I had the urge to ask
why he’d invited me here if he was only going to imprison me in a
separate room, but couldn’t think of a way to say it that didn’t
sound bratty and desperate. I ate my salad in silence and resigned
myself to three days of hell, followed quite possibly by a lifetime
of the same.

After lunch we drove to
the countryside near an ancient Roman town. Marc chatted about the
scenery as if we’d just met this morning. It was no wonder he’d
been able to repress his desires for so long. He was an expert at
burying what was inconvenient, covering it up with small talk and an
upbeat attitude.

At that moment, sitting
in the car beside him, I didn’t believe I’d ever shattered his
self-control. I no longer thought such a thing was possible.

We pulled down a dirt
driveway flanked by tall cypress trees and got out.

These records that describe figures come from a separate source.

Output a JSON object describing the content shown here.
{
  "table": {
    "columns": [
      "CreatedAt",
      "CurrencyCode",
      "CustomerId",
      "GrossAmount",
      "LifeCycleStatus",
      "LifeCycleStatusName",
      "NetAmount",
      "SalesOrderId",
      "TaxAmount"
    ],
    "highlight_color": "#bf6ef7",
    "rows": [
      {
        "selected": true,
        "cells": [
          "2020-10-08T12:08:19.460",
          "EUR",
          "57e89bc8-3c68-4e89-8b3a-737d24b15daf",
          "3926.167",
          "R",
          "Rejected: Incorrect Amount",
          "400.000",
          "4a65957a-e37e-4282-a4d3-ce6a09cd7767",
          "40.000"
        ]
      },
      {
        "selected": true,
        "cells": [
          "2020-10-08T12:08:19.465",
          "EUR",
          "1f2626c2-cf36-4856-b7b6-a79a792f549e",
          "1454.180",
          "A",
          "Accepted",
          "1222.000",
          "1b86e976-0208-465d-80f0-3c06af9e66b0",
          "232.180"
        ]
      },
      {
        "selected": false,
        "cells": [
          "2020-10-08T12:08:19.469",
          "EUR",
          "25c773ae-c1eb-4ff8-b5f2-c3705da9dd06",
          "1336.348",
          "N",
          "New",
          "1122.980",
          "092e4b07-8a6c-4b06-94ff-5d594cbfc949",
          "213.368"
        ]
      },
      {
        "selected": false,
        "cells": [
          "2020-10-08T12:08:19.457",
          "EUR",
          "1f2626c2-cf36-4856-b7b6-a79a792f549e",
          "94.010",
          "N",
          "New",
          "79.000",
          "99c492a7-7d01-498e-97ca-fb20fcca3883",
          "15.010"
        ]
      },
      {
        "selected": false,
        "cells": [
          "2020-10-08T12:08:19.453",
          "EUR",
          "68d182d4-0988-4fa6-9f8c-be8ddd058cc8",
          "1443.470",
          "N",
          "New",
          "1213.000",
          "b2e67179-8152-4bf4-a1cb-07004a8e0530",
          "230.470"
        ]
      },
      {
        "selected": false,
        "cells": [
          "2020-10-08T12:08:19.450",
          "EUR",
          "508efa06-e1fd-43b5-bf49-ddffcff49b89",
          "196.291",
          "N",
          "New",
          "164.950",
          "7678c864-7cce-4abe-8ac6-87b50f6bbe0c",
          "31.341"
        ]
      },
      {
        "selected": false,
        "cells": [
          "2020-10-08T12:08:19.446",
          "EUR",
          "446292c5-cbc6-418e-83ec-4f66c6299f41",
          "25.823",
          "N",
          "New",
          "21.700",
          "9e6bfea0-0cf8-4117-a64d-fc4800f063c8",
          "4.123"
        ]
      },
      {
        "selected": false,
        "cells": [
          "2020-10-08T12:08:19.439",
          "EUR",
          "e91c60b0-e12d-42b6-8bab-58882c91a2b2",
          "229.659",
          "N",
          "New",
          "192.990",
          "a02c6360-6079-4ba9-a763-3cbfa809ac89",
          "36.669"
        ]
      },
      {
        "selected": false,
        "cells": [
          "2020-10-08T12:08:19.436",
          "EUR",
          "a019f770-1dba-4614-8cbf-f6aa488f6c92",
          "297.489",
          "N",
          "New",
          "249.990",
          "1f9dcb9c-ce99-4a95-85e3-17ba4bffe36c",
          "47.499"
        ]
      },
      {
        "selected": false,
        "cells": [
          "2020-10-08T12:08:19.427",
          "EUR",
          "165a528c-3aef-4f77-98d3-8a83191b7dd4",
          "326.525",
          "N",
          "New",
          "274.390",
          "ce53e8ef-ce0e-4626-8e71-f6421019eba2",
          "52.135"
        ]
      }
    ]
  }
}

In front of us
was an old villa, still grand despite its decaying walls and crooked
green shutters. In the distance I could see the red clay roofs of a
tiny village, and beyond that, a shimmering range of mountains.

“Good view,” Marc
said.

The real estate agent,
a balding Englishman named Matthew, stood at the front door waiting
for us. We followed him through the house, ducking under low doorways
into rooms with soiled stone floors and birds nests in the rafters.
Dirty sunlight streamed through windows of cracked leaded glass.

I listened to the
questions Marc asked – about plumbing, reliable contractors,
putting in an infinity pool – and despised myself for wishing that
we were looking for a vacation home together. How differently I would
feel picturing our bed in one of the rooms, saying things like, “It
might be okay if we knocked down this wall.”

I looked at Marc,
hoping to read the same sorts of thoughts in his expression, but for
half an hour he hadn’t even glanced in my direction.

iPad in hand, I trailed
him up steps and down narrow passages. We almost ran into each other
in the attic, our eyes meeting, hands grazing as we passed.
Immediately I was hot for him, and blood flooded the surface of my
skin. But I could tell by his distracted look that he hadn’t felt
the same magnetic pull that twisted my insides into knots.